Desde que asumí cierta racionalidad comprendí que mezclar Dios y política solo puede conducir a la manipulación y al sinsentido. No soy creyente, tan solo práctico —si la palabra es la más adecuada— cierto catolicismo cultural y cotidiano, una herencia del Dios de mis abuelos y que me lleva a decir sin ningún tipo de reserva “Dios le pague”, “bendiciones” o “la virgen lo acompañe”. Nada más.
No soy cercano al rito católico, no comprendo la naturaleza difusa de la divinidad y tampoco sustento mi ética desde una perspectiva religiosa. La cuestión sobre Dios me resulta indiferente, pero si considero que no se debe instrumentalizar con una finalidad política, mucho menos por quienes ostentan el poder y deben ser garantes del respeto por la Constitución y las leyes.
En su discurso en La Alpujarra, Quintero afirmó, exteriorizando su fuero interior, que Dios “pone y quita y gobernantes”, y agregó que ese Dios —su Dios— “está con nosotros y no con ellos que son la maldad”. No veo problemático que un político haga alarde de su confesión religiosa; sin embargo, sí me resulta chocante que un alcalde elegido por votación popular (no bajo la prerrogativa del derecho divino) se pase por la faja el Estado laico y asuma que su cargo se lo debe a Dios.
No señor. Si usted llegó a la alcaldía fue porque simplemente ganó una elección, bajo ninguna circunstancia fáctica un Dios lo puso ahí o su cargo emana de un mandato divino. Tampoco es responsabilidad de Dios sacarlo, suspenderlo o llamarlo al orden.
Y no es una discusión menor, el Estado laico es una conquista histórica de base liberal que le restó influencia a la jerarquía católica para imponer su sesgada visión del mundo al conjunto de la sociedad. Así que se debe defender y todos los gobernantes, así sean muy camanduleros o religiosos, lo deben respetar y comprender que su función en un cargo de elección popular es meramente ejecutiva. No son pastores o curas.
Colombia no se gobierna con la Biblia, sino con la Constitución y las leyes. Ya cada quien tiene su espacio privado o social para expresar su fe, pero resulta simplemente descabellado que un alcalde se considere imbuido por una suerte de derecho divino y no vea problema en afirmar que es Dios quien quita o pone gobernantes.

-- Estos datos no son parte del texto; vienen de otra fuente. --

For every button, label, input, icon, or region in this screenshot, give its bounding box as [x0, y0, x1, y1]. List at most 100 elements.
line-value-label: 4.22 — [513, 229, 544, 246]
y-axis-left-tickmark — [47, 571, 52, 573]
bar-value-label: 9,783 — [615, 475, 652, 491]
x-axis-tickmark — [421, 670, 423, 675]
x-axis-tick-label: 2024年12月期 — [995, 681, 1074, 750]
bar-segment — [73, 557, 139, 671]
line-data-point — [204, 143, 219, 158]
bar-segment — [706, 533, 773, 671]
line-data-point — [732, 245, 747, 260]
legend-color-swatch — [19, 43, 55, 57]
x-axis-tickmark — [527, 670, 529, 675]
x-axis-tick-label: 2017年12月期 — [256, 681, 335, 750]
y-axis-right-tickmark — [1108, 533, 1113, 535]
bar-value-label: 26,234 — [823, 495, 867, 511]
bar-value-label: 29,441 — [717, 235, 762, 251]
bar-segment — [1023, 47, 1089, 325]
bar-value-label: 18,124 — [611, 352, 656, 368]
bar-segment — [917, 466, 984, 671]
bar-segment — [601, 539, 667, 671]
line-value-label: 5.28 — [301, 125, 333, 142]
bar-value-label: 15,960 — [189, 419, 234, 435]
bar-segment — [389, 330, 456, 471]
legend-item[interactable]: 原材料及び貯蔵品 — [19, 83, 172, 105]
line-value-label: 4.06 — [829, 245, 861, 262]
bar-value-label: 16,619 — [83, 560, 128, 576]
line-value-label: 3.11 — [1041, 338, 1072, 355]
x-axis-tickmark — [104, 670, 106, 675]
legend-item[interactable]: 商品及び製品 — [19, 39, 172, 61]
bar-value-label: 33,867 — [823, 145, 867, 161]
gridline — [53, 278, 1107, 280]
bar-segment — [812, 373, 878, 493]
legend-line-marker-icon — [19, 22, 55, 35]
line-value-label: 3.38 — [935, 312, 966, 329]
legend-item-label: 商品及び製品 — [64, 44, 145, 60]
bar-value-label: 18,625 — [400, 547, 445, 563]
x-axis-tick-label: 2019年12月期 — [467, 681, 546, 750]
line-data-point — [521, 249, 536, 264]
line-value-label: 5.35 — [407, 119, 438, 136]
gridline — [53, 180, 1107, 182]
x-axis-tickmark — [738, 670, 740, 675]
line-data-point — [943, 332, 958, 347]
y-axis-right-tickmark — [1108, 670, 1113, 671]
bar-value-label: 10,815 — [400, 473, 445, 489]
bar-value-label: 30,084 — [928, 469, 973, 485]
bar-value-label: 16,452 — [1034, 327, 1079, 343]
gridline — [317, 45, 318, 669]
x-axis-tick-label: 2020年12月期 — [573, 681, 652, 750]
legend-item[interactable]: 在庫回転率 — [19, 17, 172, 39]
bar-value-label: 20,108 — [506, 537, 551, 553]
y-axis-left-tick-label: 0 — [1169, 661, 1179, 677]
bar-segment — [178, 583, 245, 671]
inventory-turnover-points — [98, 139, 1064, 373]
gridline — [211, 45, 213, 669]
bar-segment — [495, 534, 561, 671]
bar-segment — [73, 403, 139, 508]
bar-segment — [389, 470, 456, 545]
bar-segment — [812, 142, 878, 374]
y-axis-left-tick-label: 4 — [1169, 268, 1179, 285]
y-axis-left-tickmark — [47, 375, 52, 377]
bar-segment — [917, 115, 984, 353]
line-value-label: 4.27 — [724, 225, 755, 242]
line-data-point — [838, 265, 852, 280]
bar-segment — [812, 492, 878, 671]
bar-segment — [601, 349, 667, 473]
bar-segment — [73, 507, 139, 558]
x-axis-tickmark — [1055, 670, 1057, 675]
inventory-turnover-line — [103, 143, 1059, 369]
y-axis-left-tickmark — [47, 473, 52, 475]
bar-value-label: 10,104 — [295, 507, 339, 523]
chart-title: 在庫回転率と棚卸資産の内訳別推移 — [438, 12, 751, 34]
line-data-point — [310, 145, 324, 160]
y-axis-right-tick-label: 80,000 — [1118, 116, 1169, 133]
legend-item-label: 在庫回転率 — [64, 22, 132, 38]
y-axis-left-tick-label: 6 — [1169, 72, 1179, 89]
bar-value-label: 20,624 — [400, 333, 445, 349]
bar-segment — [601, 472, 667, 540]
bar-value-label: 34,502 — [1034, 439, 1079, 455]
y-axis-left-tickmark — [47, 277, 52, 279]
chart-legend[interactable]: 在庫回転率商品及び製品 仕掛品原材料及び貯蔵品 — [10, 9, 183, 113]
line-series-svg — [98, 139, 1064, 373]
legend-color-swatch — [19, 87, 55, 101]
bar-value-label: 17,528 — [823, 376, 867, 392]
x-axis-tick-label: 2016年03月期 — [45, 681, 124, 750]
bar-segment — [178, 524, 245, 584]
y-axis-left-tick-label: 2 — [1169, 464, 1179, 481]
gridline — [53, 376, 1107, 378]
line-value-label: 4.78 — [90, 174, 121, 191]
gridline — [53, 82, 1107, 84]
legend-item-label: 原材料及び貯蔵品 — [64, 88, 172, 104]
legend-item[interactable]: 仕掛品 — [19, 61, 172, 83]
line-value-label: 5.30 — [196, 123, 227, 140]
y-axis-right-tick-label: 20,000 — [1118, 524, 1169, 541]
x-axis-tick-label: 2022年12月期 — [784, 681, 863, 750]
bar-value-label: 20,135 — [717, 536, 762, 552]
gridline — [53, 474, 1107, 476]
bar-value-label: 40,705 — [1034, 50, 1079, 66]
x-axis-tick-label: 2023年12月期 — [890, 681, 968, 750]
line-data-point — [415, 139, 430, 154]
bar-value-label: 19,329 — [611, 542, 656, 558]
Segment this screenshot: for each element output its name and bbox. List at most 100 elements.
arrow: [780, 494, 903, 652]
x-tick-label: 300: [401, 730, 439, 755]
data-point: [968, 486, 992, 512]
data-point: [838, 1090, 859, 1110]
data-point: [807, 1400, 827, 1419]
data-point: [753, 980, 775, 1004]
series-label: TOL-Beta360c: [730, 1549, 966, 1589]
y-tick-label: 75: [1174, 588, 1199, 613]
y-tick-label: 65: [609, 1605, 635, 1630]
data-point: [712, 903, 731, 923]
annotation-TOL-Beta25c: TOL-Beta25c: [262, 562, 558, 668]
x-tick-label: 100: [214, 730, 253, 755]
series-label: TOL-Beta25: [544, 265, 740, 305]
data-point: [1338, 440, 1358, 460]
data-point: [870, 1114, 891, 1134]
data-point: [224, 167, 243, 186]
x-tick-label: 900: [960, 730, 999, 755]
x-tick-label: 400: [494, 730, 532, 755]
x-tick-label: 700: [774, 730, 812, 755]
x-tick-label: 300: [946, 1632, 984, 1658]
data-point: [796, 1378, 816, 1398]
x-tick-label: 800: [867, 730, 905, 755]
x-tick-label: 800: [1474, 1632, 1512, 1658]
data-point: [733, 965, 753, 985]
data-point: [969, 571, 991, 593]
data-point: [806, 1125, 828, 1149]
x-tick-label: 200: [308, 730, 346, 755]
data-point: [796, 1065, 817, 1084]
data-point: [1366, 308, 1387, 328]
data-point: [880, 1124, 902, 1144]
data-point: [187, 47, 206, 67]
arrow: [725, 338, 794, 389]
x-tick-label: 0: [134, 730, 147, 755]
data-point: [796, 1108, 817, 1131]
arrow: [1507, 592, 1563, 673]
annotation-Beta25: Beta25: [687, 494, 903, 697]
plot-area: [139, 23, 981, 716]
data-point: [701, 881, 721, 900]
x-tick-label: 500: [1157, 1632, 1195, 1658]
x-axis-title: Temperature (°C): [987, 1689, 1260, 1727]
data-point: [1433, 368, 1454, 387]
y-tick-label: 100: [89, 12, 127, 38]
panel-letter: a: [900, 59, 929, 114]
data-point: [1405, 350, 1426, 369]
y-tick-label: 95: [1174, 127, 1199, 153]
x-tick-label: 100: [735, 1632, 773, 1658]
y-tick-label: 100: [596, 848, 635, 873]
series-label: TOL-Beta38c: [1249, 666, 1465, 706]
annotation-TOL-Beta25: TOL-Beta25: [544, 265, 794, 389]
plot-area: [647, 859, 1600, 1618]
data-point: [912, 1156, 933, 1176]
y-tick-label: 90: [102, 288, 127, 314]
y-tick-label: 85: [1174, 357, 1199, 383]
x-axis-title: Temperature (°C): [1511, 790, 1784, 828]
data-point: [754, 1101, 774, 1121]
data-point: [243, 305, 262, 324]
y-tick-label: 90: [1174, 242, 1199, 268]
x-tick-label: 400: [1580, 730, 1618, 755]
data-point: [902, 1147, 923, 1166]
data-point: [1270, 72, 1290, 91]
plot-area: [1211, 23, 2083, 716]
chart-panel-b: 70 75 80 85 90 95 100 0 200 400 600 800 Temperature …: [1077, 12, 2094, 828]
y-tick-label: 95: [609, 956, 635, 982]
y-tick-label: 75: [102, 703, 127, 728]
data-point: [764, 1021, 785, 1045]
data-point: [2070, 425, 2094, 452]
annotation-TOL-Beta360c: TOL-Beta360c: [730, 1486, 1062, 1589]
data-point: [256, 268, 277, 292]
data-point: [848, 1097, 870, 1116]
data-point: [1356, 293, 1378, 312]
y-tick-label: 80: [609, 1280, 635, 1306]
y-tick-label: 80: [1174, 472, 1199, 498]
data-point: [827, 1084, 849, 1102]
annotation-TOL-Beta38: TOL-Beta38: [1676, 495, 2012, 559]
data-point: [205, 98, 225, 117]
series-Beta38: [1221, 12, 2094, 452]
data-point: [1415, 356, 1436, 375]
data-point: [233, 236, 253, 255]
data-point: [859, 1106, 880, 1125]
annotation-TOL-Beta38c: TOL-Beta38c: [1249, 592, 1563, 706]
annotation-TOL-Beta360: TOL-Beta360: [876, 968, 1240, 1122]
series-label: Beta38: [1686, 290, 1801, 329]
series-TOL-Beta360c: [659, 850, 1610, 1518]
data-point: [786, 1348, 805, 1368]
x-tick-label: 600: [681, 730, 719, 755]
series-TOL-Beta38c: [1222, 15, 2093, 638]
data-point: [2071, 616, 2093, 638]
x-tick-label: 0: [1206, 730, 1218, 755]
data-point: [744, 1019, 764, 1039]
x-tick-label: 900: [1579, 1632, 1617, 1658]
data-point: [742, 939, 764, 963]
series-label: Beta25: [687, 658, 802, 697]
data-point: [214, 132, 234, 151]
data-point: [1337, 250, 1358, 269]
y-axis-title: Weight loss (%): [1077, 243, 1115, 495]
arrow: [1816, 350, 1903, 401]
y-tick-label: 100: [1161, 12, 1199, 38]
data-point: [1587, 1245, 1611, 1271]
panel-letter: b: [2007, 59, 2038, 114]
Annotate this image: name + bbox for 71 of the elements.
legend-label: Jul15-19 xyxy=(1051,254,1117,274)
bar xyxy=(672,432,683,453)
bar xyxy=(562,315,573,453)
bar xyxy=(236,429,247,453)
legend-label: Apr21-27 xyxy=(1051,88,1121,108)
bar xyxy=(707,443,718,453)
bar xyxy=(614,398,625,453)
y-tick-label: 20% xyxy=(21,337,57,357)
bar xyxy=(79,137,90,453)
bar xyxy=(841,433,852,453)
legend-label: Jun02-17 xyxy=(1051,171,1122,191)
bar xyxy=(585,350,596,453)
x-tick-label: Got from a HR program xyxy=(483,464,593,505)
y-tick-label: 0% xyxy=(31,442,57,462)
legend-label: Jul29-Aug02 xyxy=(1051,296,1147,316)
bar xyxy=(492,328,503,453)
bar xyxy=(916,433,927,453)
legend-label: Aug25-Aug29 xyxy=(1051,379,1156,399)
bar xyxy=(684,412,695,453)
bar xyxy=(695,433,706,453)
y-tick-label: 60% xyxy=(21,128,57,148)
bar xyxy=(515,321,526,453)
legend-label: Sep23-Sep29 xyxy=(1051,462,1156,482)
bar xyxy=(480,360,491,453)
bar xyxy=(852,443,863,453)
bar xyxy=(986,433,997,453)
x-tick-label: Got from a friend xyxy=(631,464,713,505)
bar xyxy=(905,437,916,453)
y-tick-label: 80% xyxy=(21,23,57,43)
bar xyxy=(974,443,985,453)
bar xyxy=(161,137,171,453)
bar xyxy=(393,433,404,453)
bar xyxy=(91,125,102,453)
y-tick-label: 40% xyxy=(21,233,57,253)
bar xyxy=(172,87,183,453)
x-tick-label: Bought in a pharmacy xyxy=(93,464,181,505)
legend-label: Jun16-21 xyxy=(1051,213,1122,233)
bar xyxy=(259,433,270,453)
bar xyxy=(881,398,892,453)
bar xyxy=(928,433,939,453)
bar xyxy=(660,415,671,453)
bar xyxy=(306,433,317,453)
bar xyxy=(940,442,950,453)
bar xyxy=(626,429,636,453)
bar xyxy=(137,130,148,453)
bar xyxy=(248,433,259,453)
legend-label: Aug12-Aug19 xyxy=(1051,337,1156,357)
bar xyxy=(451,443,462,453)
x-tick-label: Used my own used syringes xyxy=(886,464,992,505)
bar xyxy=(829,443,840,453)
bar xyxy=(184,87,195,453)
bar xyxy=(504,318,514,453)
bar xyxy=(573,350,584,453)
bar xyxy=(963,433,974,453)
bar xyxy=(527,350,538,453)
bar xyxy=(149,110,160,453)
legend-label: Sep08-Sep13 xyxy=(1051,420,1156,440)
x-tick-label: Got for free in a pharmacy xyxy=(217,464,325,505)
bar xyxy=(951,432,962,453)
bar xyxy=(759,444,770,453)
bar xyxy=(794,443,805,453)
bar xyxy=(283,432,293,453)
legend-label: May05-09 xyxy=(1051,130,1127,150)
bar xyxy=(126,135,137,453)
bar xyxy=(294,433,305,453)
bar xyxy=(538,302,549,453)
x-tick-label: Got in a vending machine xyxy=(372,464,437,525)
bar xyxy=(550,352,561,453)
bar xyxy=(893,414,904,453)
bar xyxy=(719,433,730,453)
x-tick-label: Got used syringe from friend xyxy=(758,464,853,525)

Al alcalde le preguntaron en varios medios sobre sus palabras y respondió que respeta todas las regiones y que inclusive impulsó la expedición de una política pública sobre libertad de cultos. Aunque esa libertad ya viene garantizada desde la Constitución y no depende del resorte de un alcalde.
Otro aspecto curioso del discurso de Quintero —un orador bastante precario— tiene que ver con la maldad, ya que, según se interpreta de sus palabras, el uribismo, el GEA y los revocadores son la maldad y Dios —su Dios— no está con ellos.
No me quisiera adentrar en que podría entender Quintero por maldad, pero ahí solo veo una intención por echar mano de un maniqueísmo primario y reducir las acciones contra su gestión (y su ilegal suspensión) a una arremetida de la maldad. De esa forma y solo desde lo discursivo, Quintero se pinta como salvador y redentor.
Instrumentalizar a Dios para propiciar bandos o legitimar posiciones políticas me resulta peligrosísimo. Es la esencia de las teocracias excluyentes y sectarias; con fortuna, un modelo de gobierno muy reducido en occidente, pero que costó millones de vidas y que sigue sometiendo a millones de personas a auténticos regímenes de terror.
En nuestro país el Estado es laico y todos los gobernantes lo deben entender. Dios no pone o quita gobernantes, y si es el caso, solo debe ser una creencia que se reduzca al fuero interior de aquellos gobernantes, a la práctica de su fe o a sus espacios religiosos de socialización. Así suene impopular —más para políticos empeñados en posicionarse a escala nacional en un país todavía muy católico—, es lo más adecuado y lo que como sociedad debemos defender.
Alcalde, por favor no mezclar Dios y política, estoy seguro que Dios se lo agradecerá. Y que Dios le pague.